Editorial: Changes to RMA stir up concern

By Dylan Thorne

2 comments


Environmental groups are concerned that water quality and volumes in our rivers and lakes could be severely affected if the Government decides to move ahead with suggested amendments to the Resource Management Act.

The Bay of Plenty Times Weekend reported that a Technical Advisory Group (TAG) report on proposed RMA changes has prompted an open letter to Environment Minister Amy Adams.

The environmental groups say the proposals would substantially lower environmental standards - and that goes against the core purpose of the legislation.

Recommendations such as the removal of terms like 'protect", "preserve", "maintain" and "enhance" "smacked of political opportunism to fit a perceived government economic growth agenda," they said.

Removing these terms from the Act would represent a dramatic change - so it would appear that these groups are right to be concerned.

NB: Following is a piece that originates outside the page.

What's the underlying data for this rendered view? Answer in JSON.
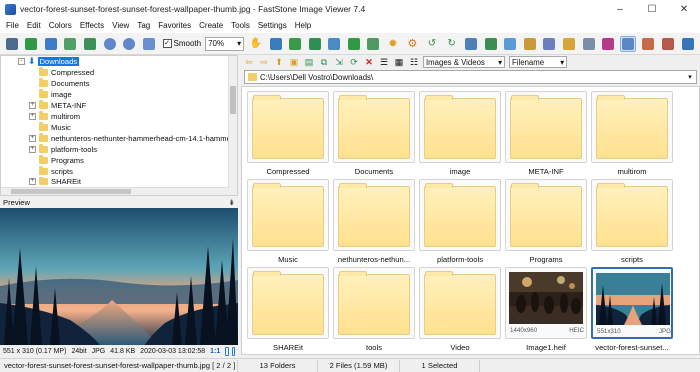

Fish and Game chief executive Bryce Johnson has called the proposals an "out-and-out attack on the environment" that will pave the way for rampant and unsustainable development.

However, Tauranga National MP Simon Bridges says no decisions have yet been made and has defended the Government's position, saying an overhaul of the RMA has been a hot issue in the electorate.

The Government, he says, will listen to all perspectives across the political spectrum before it makes decisions but points out his party campaigned at both the 2008 and 2011 election on ongoing RMA reform.

The Resource Management Act does seem to slow down development and it's not uncommon for those in the industry to express frustration with the Act.

Of course, development boosts economic activity, but a middle ground has to be found - however difficult that may prove to be.

Removing terms like "protect" and "preserve" and "maintain" from the Act, in my view, is not they way to achieve this.

Removing those terms would undermine efforts to protect and value natural environments.

The Government needs to carefully balance the frustrations expressed by industry against the need to protect the environment for future generations.